Marokko und die EIB finden Wege aus der Wassernot
Zazia Boughadi gibt in ihrem Fitnessstudio im nordmarokkanischen Boufakrane Kampfsportkurse. Doch sie hatte Mühe, die Teilnehmer bei der Stange zu halten. Grund war der akute Mangel an sauberem Wasser. „Die Leute im Kurs waren demotiviert“, erzählt sie. „Denn der Wasserdruck war so niedrig, dass sie nach dem Training oft nicht duschen konnten. Ein Drittel der Mitglieder blieb weg.“
Jahrelang verließen sich die Menschen in Boufakrane auf ihre Brunnen. Doch mit dem Bevölkerungswachstum – die Einwohnerzahl der Stadt versechsfachte sich in 20 Jahren auf mehr als 30 000 – nahm der Pegel schnell ab und die Wasserqualität auch.
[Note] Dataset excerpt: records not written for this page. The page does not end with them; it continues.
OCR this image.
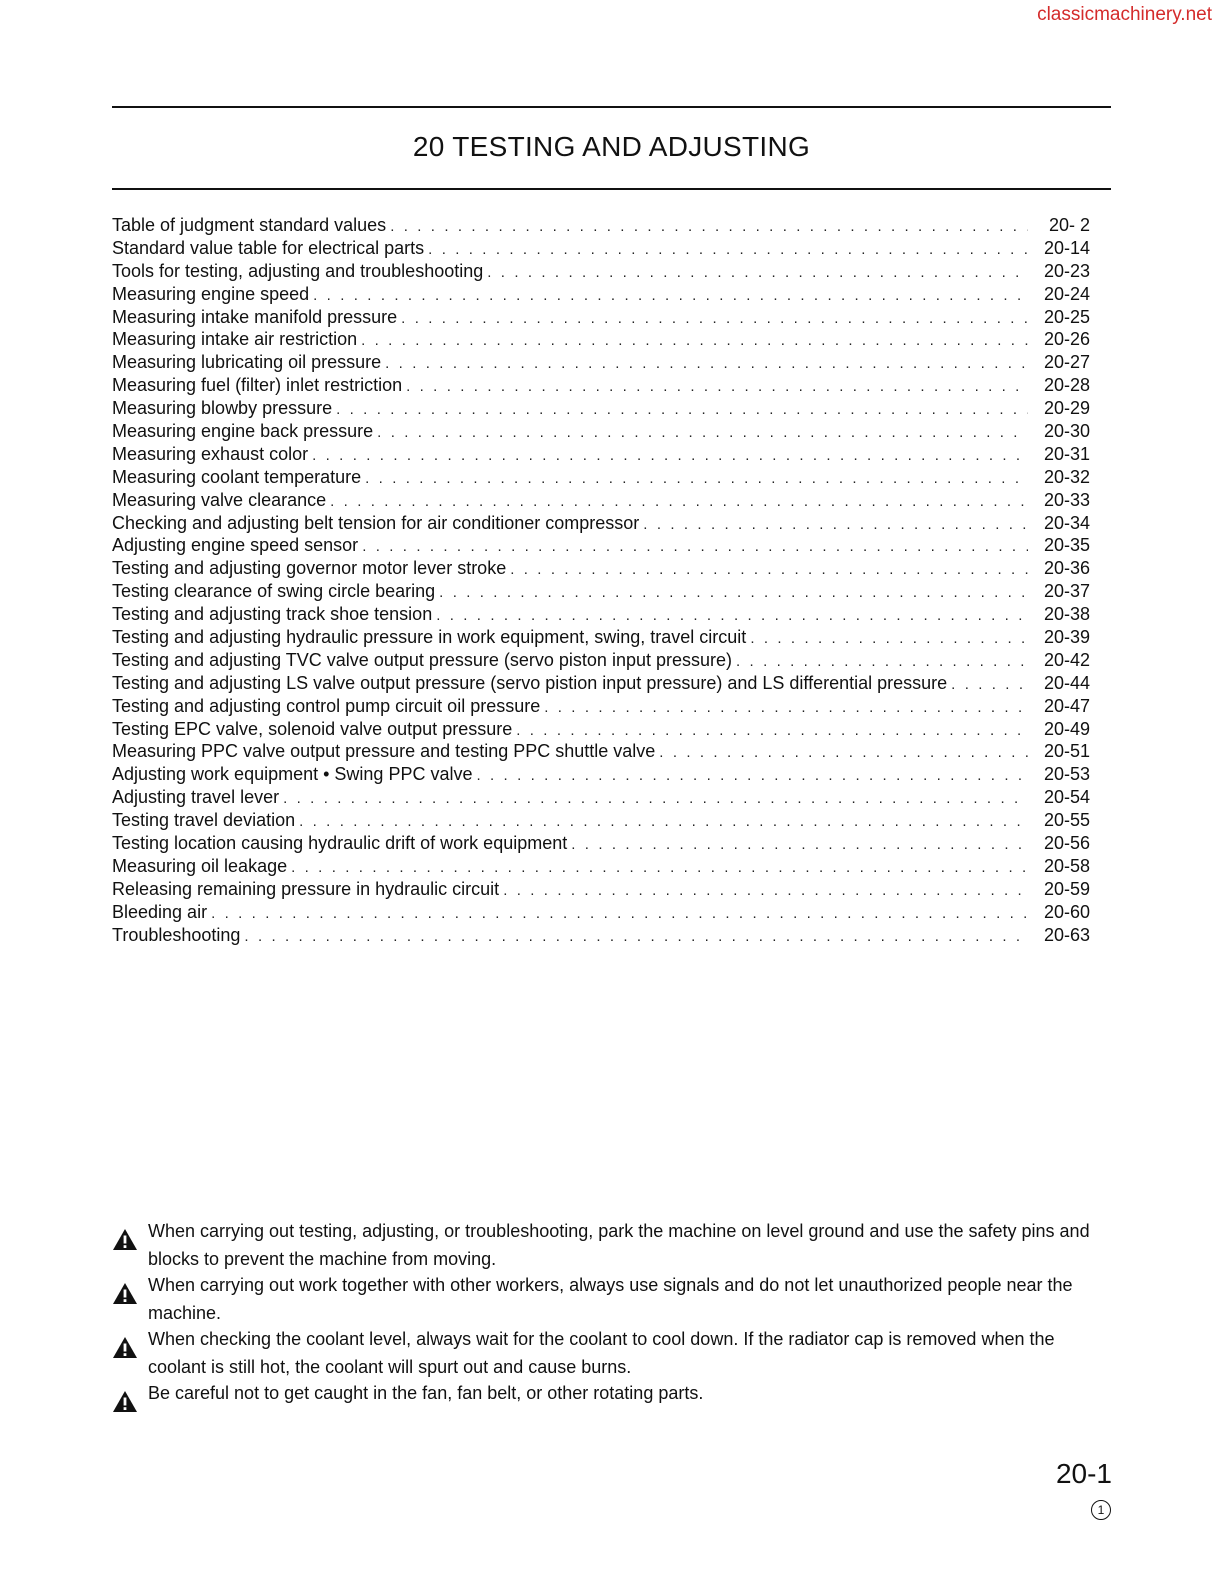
classicmachinery.net
20 TESTING AND ADJUSTING
Table of judgment standard values . . .	20- 2
Standard value table for electrical parts . . .	20-14
Tools for testing, adjusting and troubleshooting . . .	20-23
Measuring engine speed . . .	20-24
Measuring intake manifold pressure . . .	20-25
Measuring intake air restriction . . .	20-26
Measuring lubricating oil pressure . . .	20-27
Measuring fuel (filter) inlet restriction . . .	20-28
Measuring blowby pressure . . .	20-29
Measuring engine back pressure . . .	20-30
Measuring exhaust color . . .	20-31
Measuring coolant temperature . . .	20-32
Measuring valve clearance . . .	20-33
Checking and adjusting belt tension for air conditioner compressor . . .	20-34
Adjusting engine speed sensor . . .	20-35
Testing and adjusting governor motor lever stroke . . .	20-36
Testing clearance of swing circle bearing . . .	20-37
Testing and adjusting track shoe tension . . .	20-38
Testing and adjusting hydraulic pressure in work equipment, swing, travel circuit . . .	20-39
Testing and adjusting TVC valve output pressure (servo piston input pressure) . . .	20-42
Testing and adjusting LS valve output pressure (servo pistion input pressure) and LS differential pressure . . .	20-44
Testing and adjusting control pump circuit oil pressure . . .	20-47
Testing EPC valve, solenoid valve output pressure . . .	20-49
Measuring PPC valve output pressure and testing PPC shuttle valve . . .	20-51
Adjusting work equipment • Swing PPC valve . . .	20-53
Adjusting travel lever . . .	20-54
Testing travel deviation . . .	20-55
Testing location causing hydraulic drift of work equipment . . .	20-56
Measuring oil leakage . . .	20-58
Releasing remaining pressure in hydraulic circuit . . .	20-59
Bleeding air . . .	20-60
Troubleshooting . . .	20-63
When carrying out testing, adjusting, or troubleshooting, park the machine on level ground and use the safety pins and blocks to prevent the machine from moving.
When carrying out work together with other workers, always use signals and do not let unauthorized people near the machine.
When checking the coolant level, always wait for the coolant to cool down. If the radiator cap is removed when the coolant is still hot, the coolant will spurt out and cause burns.
Be careful not to get caught in the fan, fan belt, or other rotating parts.
20-1
1
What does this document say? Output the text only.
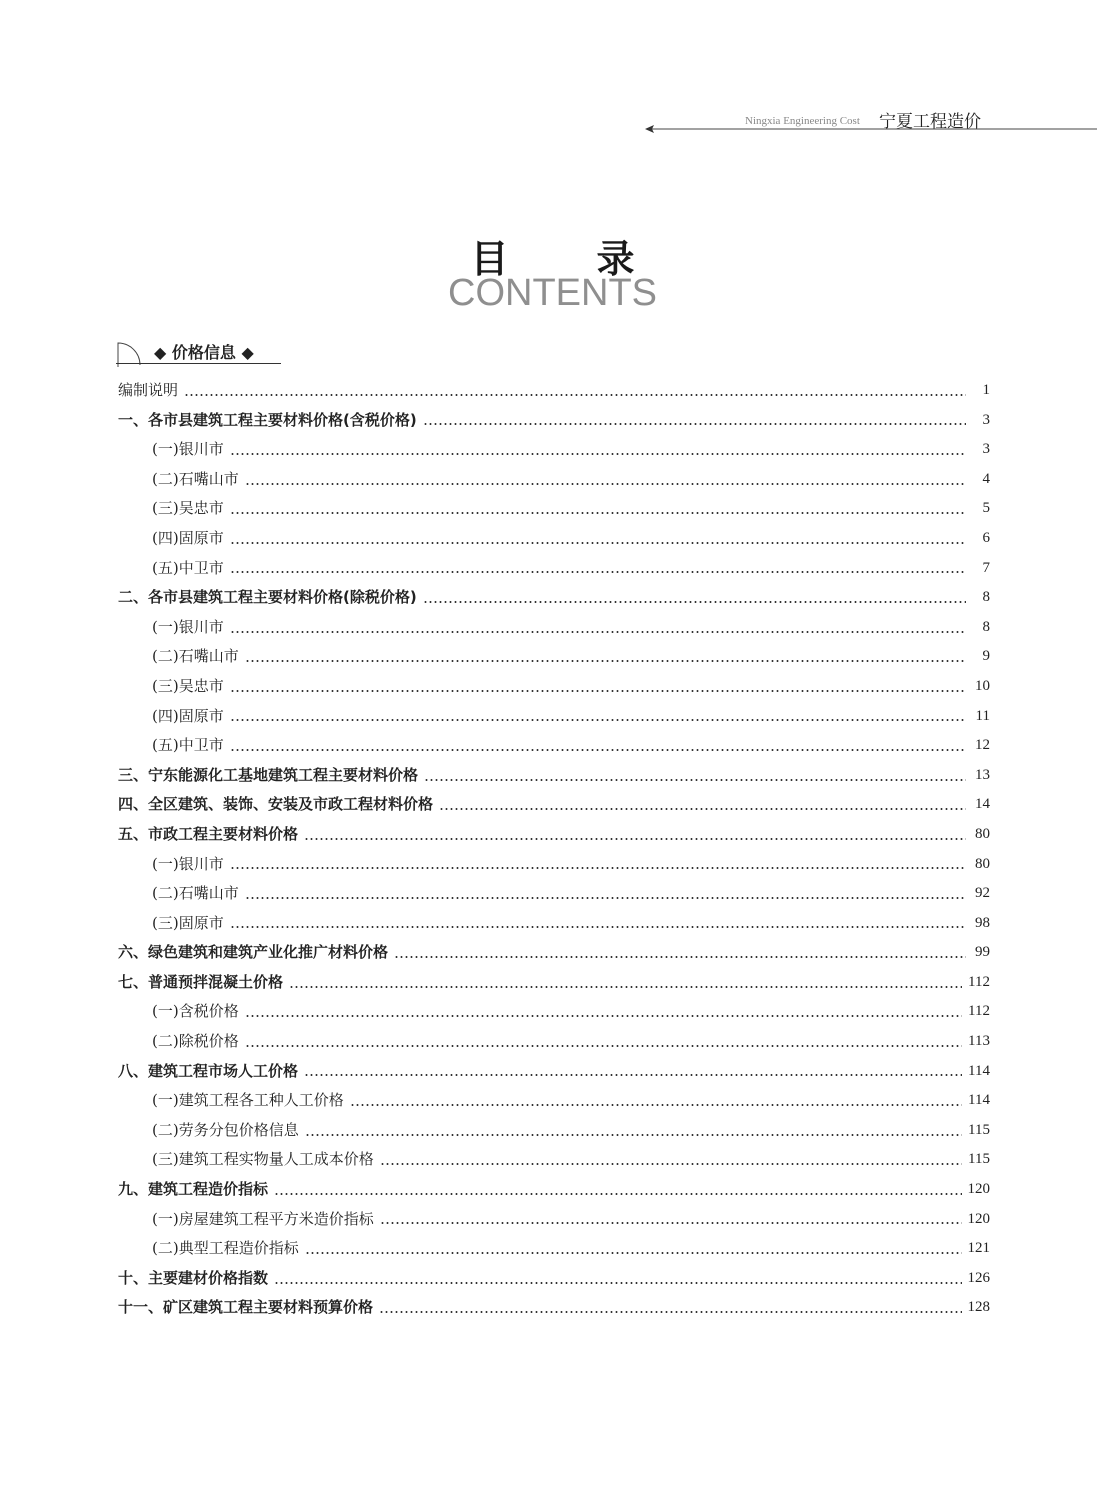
Ningxia Engineering Cost 宁夏工程造价
目录
CONTENTS
◆ 价格信息 ◆
编制说明	1
一、各市县建筑工程主要材料价格(含税价格)	3
(一)银川市	3
(二)石嘴山市	4
(三)吴忠市	5
(四)固原市	6
(五)中卫市	7
二、各市县建筑工程主要材料价格(除税价格)	8
(一)银川市	8
(二)石嘴山市	9
(三)吴忠市	10
(四)固原市	11
(五)中卫市	12
三、宁东能源化工基地建筑工程主要材料价格	13
四、全区建筑、装饰、安装及市政工程材料价格	14
五、市政工程主要材料价格	80
(一)银川市	80
(二)石嘴山市	92
(三)固原市	98
六、绿色建筑和建筑产业化推广材料价格	99
七、普通预拌混凝土价格	112
(一)含税价格	112
(二)除税价格	113
八、建筑工程市场人工价格	114
(一)建筑工程各工种人工价格	114
(二)劳务分包价格信息	115
(三)建筑工程实物量人工成本价格	115
九、建筑工程造价指标	120
(一)房屋建筑工程平方米造价指标	120
(二)典型工程造价指标	121
十、主要建材价格指数	126
十一、矿区建筑工程主要材料预算价格	128
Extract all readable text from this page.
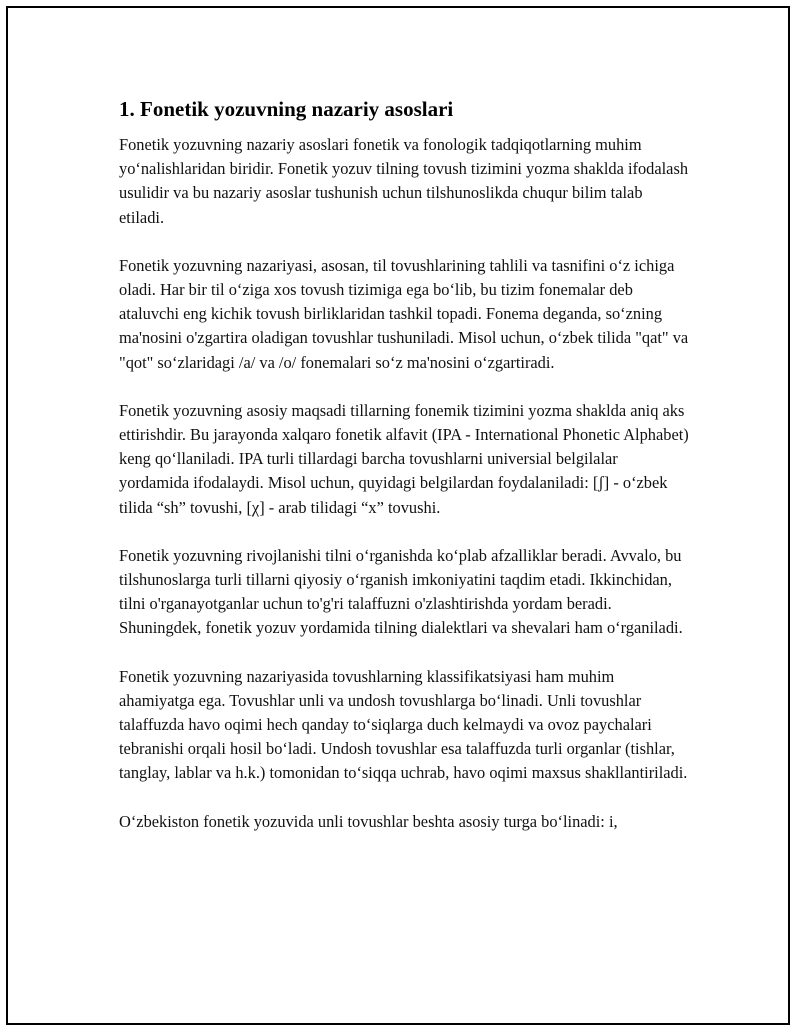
1. Fonetik yozuvning nazariy asoslari

Fonetik yozuvning nazariy asoslari fonetik va fonologik tadqiqotlarning muhim yo‘nalishlaridan biridir. Fonetik yozuv tilning tovush tizimini yozma shaklda ifodalash usulidir va bu nazariy asoslar tushunish uchun tilshunoslikda chuqur bilim talab etiladi.

Fonetik yozuvning nazariyasi, asosan, til tovushlarining tahlili va tasnifini o‘z ichiga oladi. Har bir til o‘ziga xos tovush tizimiga ega bo‘lib, bu tizim fonemalar deb ataluvchi eng kichik tovush birliklaridan tashkil topadi. Fonema deganda, so‘zning ma'nosini o'zgartira oladigan tovushlar tushuniladi. Misol uchun, o‘zbek tilida "qat" va "qot" so‘zlaridagi /a/ va /o/ fonemalari so‘z ma'nosini o‘zgartiradi.

Fonetik yozuvning asosiy maqsadi tillarning fonemik tizimini yozma shaklda aniq aks ettirishdir. Bu jarayonda xalqaro fonetik alfavit (IPA - International Phonetic Alphabet) keng qo‘llaniladi. IPA turli tillardagi barcha tovushlarni universial belgilalar yordamida ifodalaydi. Misol uchun, quyidagi belgilardan foydalaniladi: [ʃ] - o‘zbek tilida “sh” tovushi, [χ] - arab tilidagi “x” tovushi.

Fonetik yozuvning rivojlanishi tilni o‘rganishda ko‘plab afzalliklar beradi. Avvalo, bu tilshunoslarga turli tillarni qiyosiy o‘rganish imkoniyatini taqdim etadi. Ikkinchidan, tilni o'rganayotganlar uchun to'g'ri talaffuzni o'zlashtirishda yordam beradi. Shuningdek, fonetik yozuv yordamida tilning dialektlari va shevalari ham o‘rganiladi.

Fonetik yozuvning nazariyasida tovushlarning klassifikatsiyasi ham muhim ahamiyatga ega. Tovushlar unli va undosh tovushlarga bo‘linadi. Unli tovushlar talaffuzda havo oqimi hech qanday to‘siqlarga duch kelmaydi va ovoz paychalari tebranishi orqali hosil bo‘ladi. Undosh tovushlar esa talaffuzda turli organlar (tishlar, tanglay, lablar va h.k.) tomonidan to‘siqqa uchrab, havo oqimi maxsus shakllantiriladi.

O‘zbekiston fonetik yozuvida unli tovushlar beshta asosiy turga bo‘linadi: i,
Die marokkanische Strom- und Trinkwasserbehörde löste das Problem. Sie baute eine Trinkwasserleitung von der Stadt Meknès nach Boufakrane und versorgt die Menschen nun mit sauberem Wasser aus den angrenzenden Einzugsgebieten Haj Kaddour und Saïss. Das Projekt wurde 2021 abgeschlossen und hat eine Million Euro gekostet. Die Mittel dafür stammten zum Teil aus einem umfangreichen Programmdarlehen, das Marokko von der Europäischen Investitionsbank für landesweite Wasserprojekte bekommen hatte. Die Bank gehört weltweit zu den größten Geldgebern für den Wassersektor.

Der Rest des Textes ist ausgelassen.